The Independent (GB) /

The nightmare isn't over

The fight against police brutality must continue, argues US journalist and author Michael Arceneaux in The Independent:

“George Floyd received justice, but will Daunte Wright? Will Breonna Taylor ever get justice? Will any of the others? If you are against police brutality and systemic racism in law enforcement, you will have to stay on the streets. You will have to keep applying pressure to politicians and powerful entities like police unions. You will have to get confrontational. You have to do all of this because Black people are still being killed by police officers nationwide. ... I and so many other Black people won't have any less fear of being pulled over by a police officer tomorrow. That's the kind of nightmare that no single verdict can change.”

Corriere della Sera (IT) /

A trial no one will forget

The case will go down in history, prophesies US correspondent Massimo Gaggi in Corriere della Sera:

“The video camera recordings and social networks turned the tragic scene into an unprecedented case for the entire world and produced a surreal trial.

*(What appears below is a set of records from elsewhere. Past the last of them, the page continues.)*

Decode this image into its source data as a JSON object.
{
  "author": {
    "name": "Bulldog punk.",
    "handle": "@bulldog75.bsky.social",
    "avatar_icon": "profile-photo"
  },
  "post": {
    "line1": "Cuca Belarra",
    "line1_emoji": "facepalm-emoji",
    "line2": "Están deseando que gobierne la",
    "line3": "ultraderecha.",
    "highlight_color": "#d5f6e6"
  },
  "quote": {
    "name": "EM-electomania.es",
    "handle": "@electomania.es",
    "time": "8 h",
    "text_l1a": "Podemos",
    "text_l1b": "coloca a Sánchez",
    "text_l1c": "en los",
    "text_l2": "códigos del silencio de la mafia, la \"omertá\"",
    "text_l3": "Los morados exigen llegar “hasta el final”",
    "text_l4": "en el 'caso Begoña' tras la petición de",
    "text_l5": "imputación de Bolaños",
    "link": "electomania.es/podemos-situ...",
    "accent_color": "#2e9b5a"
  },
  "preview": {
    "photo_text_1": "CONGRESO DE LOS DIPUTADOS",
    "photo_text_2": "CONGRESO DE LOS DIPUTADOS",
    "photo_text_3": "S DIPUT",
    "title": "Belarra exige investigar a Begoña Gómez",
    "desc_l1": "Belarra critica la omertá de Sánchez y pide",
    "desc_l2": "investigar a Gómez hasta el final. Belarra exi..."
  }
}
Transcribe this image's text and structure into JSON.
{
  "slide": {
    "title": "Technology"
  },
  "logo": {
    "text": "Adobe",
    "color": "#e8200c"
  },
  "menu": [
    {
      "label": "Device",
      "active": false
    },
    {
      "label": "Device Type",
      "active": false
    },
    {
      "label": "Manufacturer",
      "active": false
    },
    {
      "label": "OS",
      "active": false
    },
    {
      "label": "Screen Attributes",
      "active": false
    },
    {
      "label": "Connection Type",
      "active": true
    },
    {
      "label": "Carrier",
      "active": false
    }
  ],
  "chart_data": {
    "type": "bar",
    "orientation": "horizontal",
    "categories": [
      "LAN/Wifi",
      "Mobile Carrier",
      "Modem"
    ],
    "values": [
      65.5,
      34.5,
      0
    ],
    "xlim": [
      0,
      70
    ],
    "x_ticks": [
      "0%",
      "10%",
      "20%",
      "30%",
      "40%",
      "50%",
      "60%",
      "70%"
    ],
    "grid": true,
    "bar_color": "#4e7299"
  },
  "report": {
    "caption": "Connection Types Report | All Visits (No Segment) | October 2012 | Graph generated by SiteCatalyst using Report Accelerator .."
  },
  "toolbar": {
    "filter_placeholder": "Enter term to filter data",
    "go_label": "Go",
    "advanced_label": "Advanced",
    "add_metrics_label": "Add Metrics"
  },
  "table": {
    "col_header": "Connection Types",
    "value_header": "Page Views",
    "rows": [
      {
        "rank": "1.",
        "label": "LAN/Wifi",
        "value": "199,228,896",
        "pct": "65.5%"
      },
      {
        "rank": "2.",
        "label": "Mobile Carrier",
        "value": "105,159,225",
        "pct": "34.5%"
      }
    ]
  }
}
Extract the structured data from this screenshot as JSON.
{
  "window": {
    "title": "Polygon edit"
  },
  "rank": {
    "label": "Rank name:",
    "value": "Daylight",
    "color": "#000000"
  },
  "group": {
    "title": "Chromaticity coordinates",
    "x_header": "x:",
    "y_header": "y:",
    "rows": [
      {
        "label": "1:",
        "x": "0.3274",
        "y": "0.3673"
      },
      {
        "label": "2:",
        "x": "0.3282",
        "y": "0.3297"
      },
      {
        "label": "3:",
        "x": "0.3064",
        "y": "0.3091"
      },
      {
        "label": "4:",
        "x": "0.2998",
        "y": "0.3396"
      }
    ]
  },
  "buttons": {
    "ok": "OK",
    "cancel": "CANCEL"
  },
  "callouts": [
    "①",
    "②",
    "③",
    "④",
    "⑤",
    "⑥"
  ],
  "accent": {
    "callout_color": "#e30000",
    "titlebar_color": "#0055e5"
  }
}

Unprecedented because of the images taken from all angles and at different times, before and after George Floyd's arrest, which allowed each of us to become a judge. ... Surreal because the images of an officer holding his knee on the neck of a handcuffed man lying on the asphalt for over nine minutes, even after he had lost consciousness, before a helpless audience of bystanders who only plead for mercy, will forever be seared into the memory and conscience of America.”